『安曇野の白い庭』    丸山健二著 新潮社

 

 丸山健二氏の文章は小説であれ、エッセイであれ、いつも極上のユーモアが根底に流れています。それをユーモアと受け取らない読者は多いかもしれませんが、現代の日本で、子どもにはわからない、そしておそらく小説でしか味わえない、この種のユーモアある文章が書ける作家は、氏の他にほとんど見あたりません。私は僭越にも自分の中で“丸健”と呼んでいるのですが、このエッセイでも丸健節は健在で嬉しくなります。丸健節にのって氏の文章を楽しめば、脳髄や精神がよい運動をした後の、心地よい疲れをともなう爽快感を味わうことができます。肉体に運動が必要なように、脳にも適切な運動をさせねばなりません。眉間に皺を寄せ、神経を苛立たせることが思考の訓練だと思っている方には、丸健節でシェイプアップしてみることをおすすめします。

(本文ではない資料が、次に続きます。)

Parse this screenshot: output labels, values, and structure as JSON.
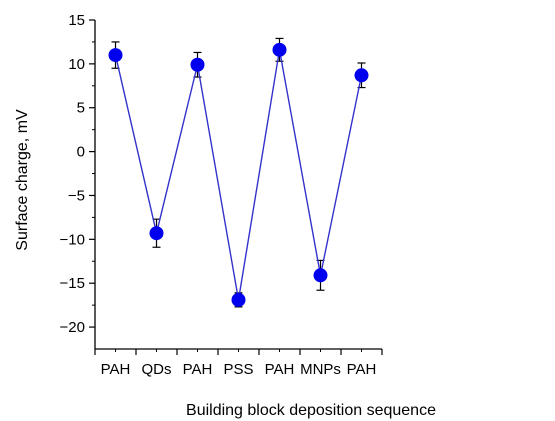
{
  "chart_data": {
    "type": "line",
    "xlabel": "Building block deposition sequence",
    "ylabel": "Surface charge, mV",
    "categories": [
      "PAH",
      "QDs",
      "PAH",
      "PSS",
      "PAH",
      "MNPs",
      "PAH"
    ],
    "series": [
      {
        "values": [
          11,
          -9.3,
          9.9,
          -16.9,
          11.6,
          -14.1,
          8.7
        ],
        "errors": [
          1.5,
          1.6,
          1.4,
          0.8,
          1.3,
          1.7,
          1.4
        ]
      }
    ],
    "ylim": [
      -22.5,
      15
    ],
    "yticks": [
      15,
      10,
      5,
      0,
      -5,
      -10,
      -15,
      -20
    ],
    "ytick_labels": [
      "15",
      "10",
      "5",
      "0",
      "−5",
      "−10",
      "−15",
      "−20"
    ],
    "grid": false,
    "legend": "none",
    "colors": {
      "line": "#3333cc",
      "marker": "#0000ee",
      "error_bar": "#000000",
      "axis": "#000000"
    }
  }
}
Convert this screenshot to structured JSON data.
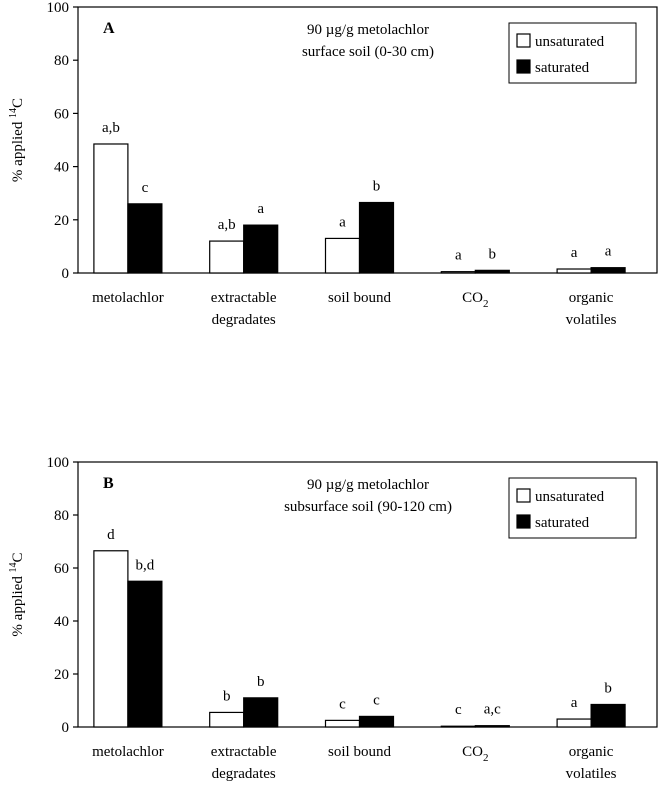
{
  "chart_data": [
    {
      "type": "bar",
      "panel_label": "A",
      "annotation_lines": [
        "90 µg/g metolachlor",
        "surface soil (0-30 cm)"
      ],
      "ylabel": "% applied",
      "ylabel_superscript": "14",
      "ylabel_suffix": "C",
      "ylim": [
        0,
        100
      ],
      "yticks": [
        "0",
        "20",
        "40",
        "60",
        "80",
        "100"
      ],
      "grid": false,
      "legend_position": "top-right",
      "categories": [
        {
          "lines": [
            "metolachlor"
          ]
        },
        {
          "lines": [
            "extractable",
            "degradates"
          ]
        },
        {
          "lines": [
            "soil bound"
          ]
        },
        {
          "lines": [
            "CO",
            "2"
          ],
          "subscript": true
        },
        {
          "lines": [
            "organic",
            "volatiles"
          ]
        }
      ],
      "series": [
        {
          "name": "unsaturated",
          "fill": "#ffffff",
          "values": [
            48.5,
            12,
            13,
            0.5,
            1.5
          ],
          "labels": [
            "a,b",
            "a,b",
            "a",
            "a",
            "a"
          ]
        },
        {
          "name": "saturated",
          "fill": "#000000",
          "values": [
            26,
            18,
            26.5,
            1,
            2
          ],
          "labels": [
            "c",
            "a",
            "b",
            "b",
            "a"
          ]
        }
      ]
    },
    {
      "type": "bar",
      "panel_label": "B",
      "annotation_lines": [
        "90 µg/g metolachlor",
        "subsurface soil (90-120 cm)"
      ],
      "ylabel": "% applied",
      "ylabel_superscript": "14",
      "ylabel_suffix": "C",
      "ylim": [
        0,
        100
      ],
      "yticks": [
        "0",
        "20",
        "40",
        "60",
        "80",
        "100"
      ],
      "grid": false,
      "legend_position": "top-right",
      "categories": [
        {
          "lines": [
            "metolachlor"
          ]
        },
        {
          "lines": [
            "extractable",
            "degradates"
          ]
        },
        {
          "lines": [
            "soil bound"
          ]
        },
        {
          "lines": [
            "CO",
            "2"
          ],
          "subscript": true
        },
        {
          "lines": [
            "organic",
            "volatiles"
          ]
        }
      ],
      "series": [
        {
          "name": "unsaturated",
          "fill": "#ffffff",
          "values": [
            66.5,
            5.5,
            2.5,
            0.3,
            3
          ],
          "labels": [
            "d",
            "b",
            "c",
            "c",
            "a"
          ]
        },
        {
          "name": "saturated",
          "fill": "#000000",
          "values": [
            55,
            11,
            4,
            0.5,
            8.5
          ],
          "labels": [
            "b,d",
            "b",
            "c",
            "a,c",
            "b"
          ]
        }
      ]
    }
  ]
}
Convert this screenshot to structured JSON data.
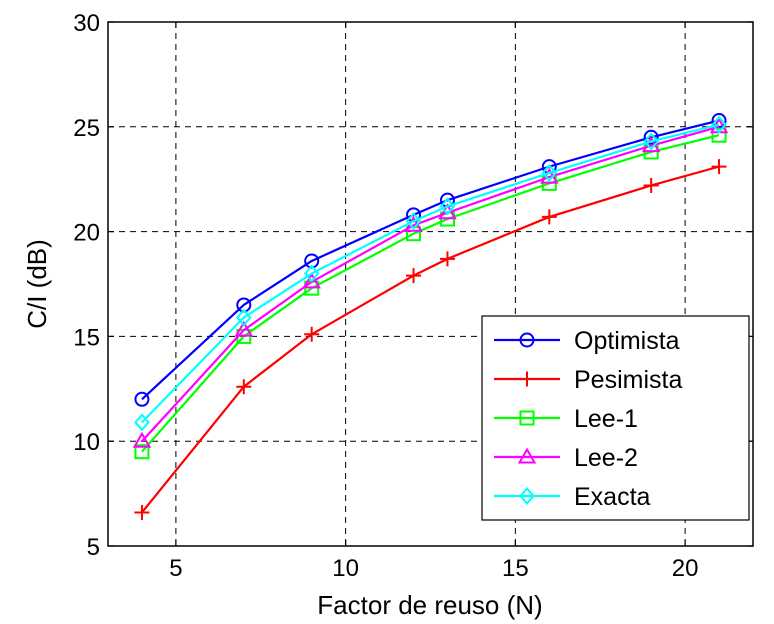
{
  "chart_data": {
    "type": "line",
    "xlabel": "Factor de reuso (N)",
    "ylabel": "C/I (dB)",
    "xlim": [
      3,
      22
    ],
    "ylim": [
      5,
      30
    ],
    "xticks": [
      5,
      10,
      15,
      20
    ],
    "yticks": [
      5,
      10,
      15,
      20,
      25,
      30
    ],
    "grid": true,
    "legend_position": "bottom-right",
    "x": [
      4,
      7,
      9,
      12,
      13,
      16,
      19,
      21
    ],
    "series": [
      {
        "name": "Optimista",
        "color": "#0000ff",
        "marker": "circle",
        "values": [
          12.0,
          16.5,
          18.6,
          20.8,
          21.5,
          23.1,
          24.5,
          25.3
        ]
      },
      {
        "name": "Pesimista",
        "color": "#ff0000",
        "marker": "plus",
        "values": [
          6.6,
          12.6,
          15.1,
          17.9,
          18.7,
          20.7,
          22.2,
          23.1
        ]
      },
      {
        "name": "Lee-1",
        "color": "#00ff00",
        "marker": "square",
        "values": [
          9.5,
          15.0,
          17.3,
          19.9,
          20.6,
          22.3,
          23.8,
          24.6
        ]
      },
      {
        "name": "Lee-2",
        "color": "#ff00ff",
        "marker": "triangle",
        "values": [
          10.0,
          15.3,
          17.6,
          20.3,
          20.9,
          22.6,
          24.1,
          25.0
        ]
      },
      {
        "name": "Exacta",
        "color": "#00ffff",
        "marker": "diamond",
        "values": [
          10.9,
          15.9,
          18.0,
          20.5,
          21.2,
          22.8,
          24.3,
          25.1
        ]
      }
    ]
  }
}
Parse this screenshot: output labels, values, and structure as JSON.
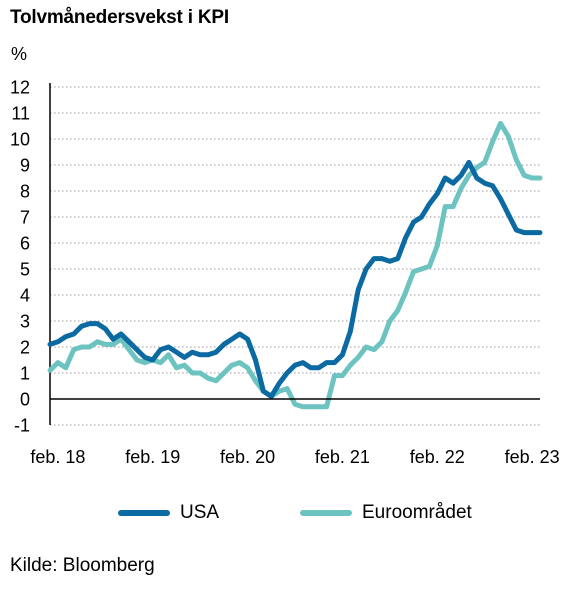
{
  "chart_data": {
    "type": "line",
    "title": "Tolvmånedersvekst i KPI",
    "ylabel": "%",
    "ylim": [
      -1,
      12
    ],
    "yticks": [
      12,
      11,
      10,
      9,
      8,
      7,
      6,
      5,
      4,
      3,
      2,
      1,
      0,
      -1
    ],
    "x_tick_labels": [
      "feb. 18",
      "feb. 19",
      "feb. 20",
      "feb. 21",
      "feb. 22",
      "feb. 23"
    ],
    "x_tick_dates": [
      "2018-02",
      "2019-02",
      "2020-02",
      "2021-02",
      "2022-02",
      "2023-02"
    ],
    "x_range": [
      "2018-01",
      "2023-03"
    ],
    "grid": "horizontal dotted",
    "legend_position": "bottom",
    "series": [
      {
        "name": "USA",
        "color": "#0a6aa1",
        "x": [
          "2018-01",
          "2018-02",
          "2018-03",
          "2018-04",
          "2018-05",
          "2018-06",
          "2018-07",
          "2018-08",
          "2018-09",
          "2018-10",
          "2018-11",
          "2018-12",
          "2019-01",
          "2019-02",
          "2019-03",
          "2019-04",
          "2019-05",
          "2019-06",
          "2019-07",
          "2019-08",
          "2019-09",
          "2019-10",
          "2019-11",
          "2019-12",
          "2020-01",
          "2020-02",
          "2020-03",
          "2020-04",
          "2020-05",
          "2020-06",
          "2020-07",
          "2020-08",
          "2020-09",
          "2020-10",
          "2020-11",
          "2020-12",
          "2021-01",
          "2021-02",
          "2021-03",
          "2021-04",
          "2021-05",
          "2021-06",
          "2021-07",
          "2021-08",
          "2021-09",
          "2021-10",
          "2021-11",
          "2021-12",
          "2022-01",
          "2022-02",
          "2022-03",
          "2022-04",
          "2022-05",
          "2022-06",
          "2022-07",
          "2022-08",
          "2022-09",
          "2022-10",
          "2022-11",
          "2022-12",
          "2023-01",
          "2023-02",
          "2023-03"
        ],
        "values": [
          2.1,
          2.2,
          2.4,
          2.5,
          2.8,
          2.9,
          2.9,
          2.7,
          2.3,
          2.5,
          2.2,
          1.9,
          1.6,
          1.5,
          1.9,
          2.0,
          1.8,
          1.6,
          1.8,
          1.7,
          1.7,
          1.8,
          2.1,
          2.3,
          2.5,
          2.3,
          1.5,
          0.3,
          0.1,
          0.6,
          1.0,
          1.3,
          1.4,
          1.2,
          1.2,
          1.4,
          1.4,
          1.7,
          2.6,
          4.2,
          5.0,
          5.4,
          5.4,
          5.3,
          5.4,
          6.2,
          6.8,
          7.0,
          7.5,
          7.9,
          8.5,
          8.3,
          8.6,
          9.1,
          8.5,
          8.3,
          8.2,
          7.7,
          7.1,
          6.5,
          6.4,
          6.4,
          6.4
        ]
      },
      {
        "name": "Euroområdet",
        "color": "#6cc3c0",
        "x": [
          "2018-01",
          "2018-02",
          "2018-03",
          "2018-04",
          "2018-05",
          "2018-06",
          "2018-07",
          "2018-08",
          "2018-09",
          "2018-10",
          "2018-11",
          "2018-12",
          "2019-01",
          "2019-02",
          "2019-03",
          "2019-04",
          "2019-05",
          "2019-06",
          "2019-07",
          "2019-08",
          "2019-09",
          "2019-10",
          "2019-11",
          "2019-12",
          "2020-01",
          "2020-02",
          "2020-03",
          "2020-04",
          "2020-05",
          "2020-06",
          "2020-07",
          "2020-08",
          "2020-09",
          "2020-10",
          "2020-11",
          "2020-12",
          "2021-01",
          "2021-02",
          "2021-03",
          "2021-04",
          "2021-05",
          "2021-06",
          "2021-07",
          "2021-08",
          "2021-09",
          "2021-10",
          "2021-11",
          "2021-12",
          "2022-01",
          "2022-02",
          "2022-03",
          "2022-04",
          "2022-05",
          "2022-06",
          "2022-07",
          "2022-08",
          "2022-09",
          "2022-10",
          "2022-11",
          "2022-12",
          "2023-01",
          "2023-02",
          "2023-03"
        ],
        "values": [
          1.1,
          1.4,
          1.2,
          1.9,
          2.0,
          2.0,
          2.2,
          2.1,
          2.1,
          2.3,
          1.9,
          1.5,
          1.4,
          1.5,
          1.4,
          1.7,
          1.2,
          1.3,
          1.0,
          1.0,
          0.8,
          0.7,
          1.0,
          1.3,
          1.4,
          1.2,
          0.7,
          0.3,
          0.1,
          0.3,
          0.4,
          -0.2,
          -0.3,
          -0.3,
          -0.3,
          -0.3,
          0.9,
          0.9,
          1.3,
          1.6,
          2.0,
          1.9,
          2.2,
          3.0,
          3.4,
          4.1,
          4.9,
          5.0,
          5.1,
          5.9,
          7.4,
          7.4,
          8.1,
          8.6,
          8.9,
          9.1,
          9.9,
          10.6,
          10.1,
          9.2,
          8.6,
          8.5,
          8.5
        ]
      }
    ]
  },
  "legend": {
    "items": [
      {
        "label": "USA",
        "color": "#0a6aa1"
      },
      {
        "label": "Euroområdet",
        "color": "#6cc3c0"
      }
    ]
  },
  "source": "Kilde: Bloomberg"
}
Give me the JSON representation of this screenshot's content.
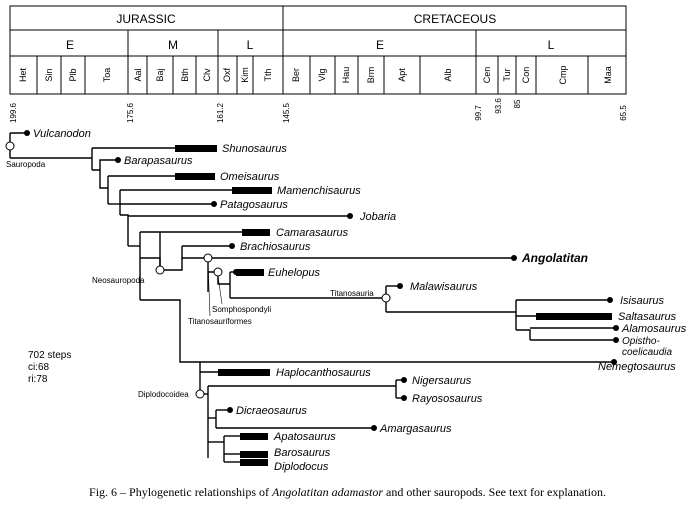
{
  "timescale": {
    "periods": [
      "JURASSIC",
      "CRETACEOUS"
    ],
    "epochs": [
      "E",
      "M",
      "L",
      "E",
      "L"
    ],
    "stages": [
      "Het",
      "Sin",
      "Plb",
      "Toa",
      "Aal",
      "Baj",
      "Bth",
      "Clv",
      "Oxf",
      "Kim",
      "Tth",
      "Ber",
      "Vlg",
      "Hau",
      "Brm",
      "Apt",
      "Alb",
      "Cen",
      "Tur",
      "Con",
      "Cmp",
      "Maa"
    ],
    "ages": [
      "199.6",
      "175.6",
      "161.2",
      "145.5",
      "99.7",
      "93.6",
      "85",
      "65.5"
    ]
  },
  "taxa": {
    "vulcanodon": "Vulcanodon",
    "shunosaurus": "Shunosaurus",
    "barapasaurus": "Barapasaurus",
    "omeisaurus": "Omeisaurus",
    "mamenchisaurus": "Mamenchisaurus",
    "patagosaurus": "Patagosaurus",
    "jobaria": "Jobaria",
    "camarasaurus": "Camarasaurus",
    "brachiosaurus": "Brachiosaurus",
    "angolatitan": "Angolatitan",
    "euhelopus": "Euhelopus",
    "malawisaurus": "Malawisaurus",
    "isisaurus": "Isisaurus",
    "saltasaurus": "Saltasaurus",
    "alamosaurus": "Alamosaurus",
    "opisthocoelicaudia_1": "Opistho-",
    "opisthocoelicaudia_2": "coelicaudia",
    "nemegtosaurus": "Nemegtosaurus",
    "haplocanthosaurus": "Haplocanthosaurus",
    "nigersaurus": "Nigersaurus",
    "rayososaurus": "Rayososaurus",
    "dicraeosaurus": "Dicraeosaurus",
    "amargasaurus": "Amargasaurus",
    "apatosaurus": "Apatosaurus",
    "barosaurus": "Barosaurus",
    "diplodocus": "Diplodocus"
  },
  "clades": {
    "sauropoda": "Sauropoda",
    "neosauropoda": "Neosauropoda",
    "titanosauria": "Titanosauria",
    "somphospondyli": "Somphospondyli",
    "titanosauriformes": "Titanosauriformes",
    "diplodocoidea": "Diplodocoidea"
  },
  "stats": {
    "steps": "702 steps",
    "ci": "ci:68",
    "ri": "ri:78"
  },
  "caption": {
    "prefix": "Fig. 6 – Phylogenetic relationships of ",
    "species": "Angolatitan adamastor",
    "suffix": " and other sauropods. See text for explanation."
  }
}
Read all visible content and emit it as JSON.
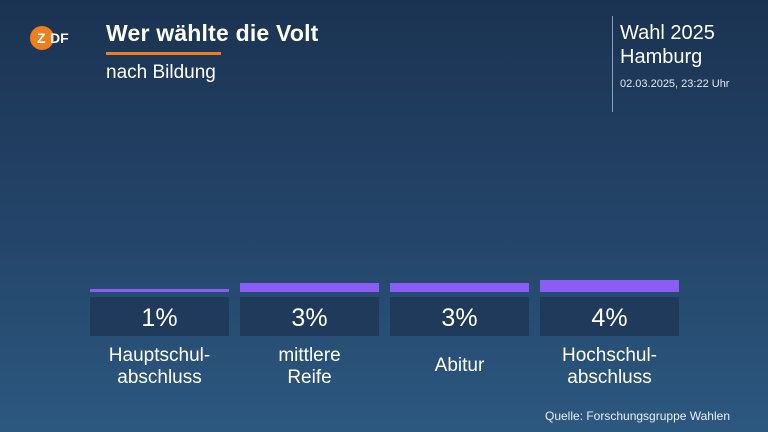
{
  "header": {
    "logo_text": "ZDF",
    "title": "Wer wählte die Volt",
    "subtitle": "nach Bildung",
    "election_line1": "Wahl 2025",
    "election_line2": "Hamburg",
    "datetime": "02.03.2025, 23:22 Uhr"
  },
  "colors": {
    "bar": "#8b5cf6",
    "label_box": "#1f3a5a",
    "accent": "#f07d1e"
  },
  "chart_data": {
    "type": "bar",
    "categories": [
      "Hauptschul-\nabschluss",
      "mittlere\nReife",
      "Abitur",
      "Hochschul-\nabschluss"
    ],
    "values": [
      1,
      3,
      3,
      4
    ],
    "value_labels": [
      "1%",
      "3%",
      "3%",
      "4%"
    ],
    "title": "Wer wählte die Volt",
    "subtitle": "nach Bildung",
    "unit": "%",
    "xlabel": "",
    "ylabel": "",
    "grid": false,
    "legend": "none"
  },
  "footer": {
    "source": "Quelle: Forschungsgruppe Wahlen"
  }
}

 丸山健二氏が全身全霊を傾けてきたものは、小説は言わずもがな(と言ってるそばから庭ほど入れこんだものはないと書いたりして、そういうところがよいのですが)として、バイク、釣り、大型犬ときて、庭に至りました。

 庭といっても、ちまちまとした流行りのガーデニングもどきではなく、三百五十坪(家の建て直しをするまでは四百五十坪だと思っていた)の土地に、小説家が住む家にふさわしい小説家のための庭を、肉体と脳髄を酷使して一から作り上げるのです。植樹から石運び、消毒、剪定と、何から何まで独学・独力で行います。己の美学にかなう庭づくりへの、尋常でないはまりようは、氏の文章同様、真剣で正直であるがゆえに人を惹きつけ、笑わせる(これは最大級の賛辞です)のです。

 丸山健二氏は家の建て直しの際、解体されてゆく我が家を爽快感を持って眺めます。屋根のトタン板がスパゲッティー同様くるくると巻き取られる手際に感動し、氏は思います。憧れてやまない仕事がひとつ増えた。それは、漁師、花火師とつづいて、今度はこの解体屋だ、と。唐突でわけがわからいながらも、思わず笑ってしまいます。さらに、共感もしてしまうのです。そういう迫力と、誤解を恐れずに言うと可愛らしさが文章にあるのです。そして、このテンションは最後まで決して下がりません。いや下がるどころかむしろ上がっていくからこそ、ラストの一文まで読む者を逃さないのです。

 凄い小説を創り、凄い庭を造ることに後半生を賭けるという熱い思いを抱くラストに至り、個人的にほっとしたことがあります。それは氏がまた犬を飼おうと決意したことです。すでに、床暖房、消臭装置、水洗トイレ、運動場付きの犬小屋が造られ、犬の名前も“ボタン”と決まっているようです。

 我が家の犬は、氏が以前飼っていたチャウチャウ犬の“ドングリ”から断りもなく頂いています。それは、これも最高に面 白いエッセイ『されど孤にあらず』(文藝春秋)中の「ドングリの冗談ではない日々」「大型犬のための住宅」がひどく気に入ったからです。たとえば、氏は黒いチャウチャウばかりを飼う理由として次のように言います。「クリーム色や茶色のものは見てくれはたしかにいいのだが、やはり犬にしか見えず、犬以上の何かに見えることがないからだ。」また、犬舎で飼う犬の不幸を思って落ち込んだりもします。「飼い主の愚かさで、犬以上の存在にはなれず、そのために私たちはただ犬を飼ったという以上の感動を得られなかったのだ。……何かの間違いで本がたくさん売れたら、犬といっしょに住める家を建てて、大型犬を飼おう」  丸山健二氏の犬バカぶりが存分に発揮された丸健節全開のエッセイを、私が心より待ち望んでいることは言うまでもありません。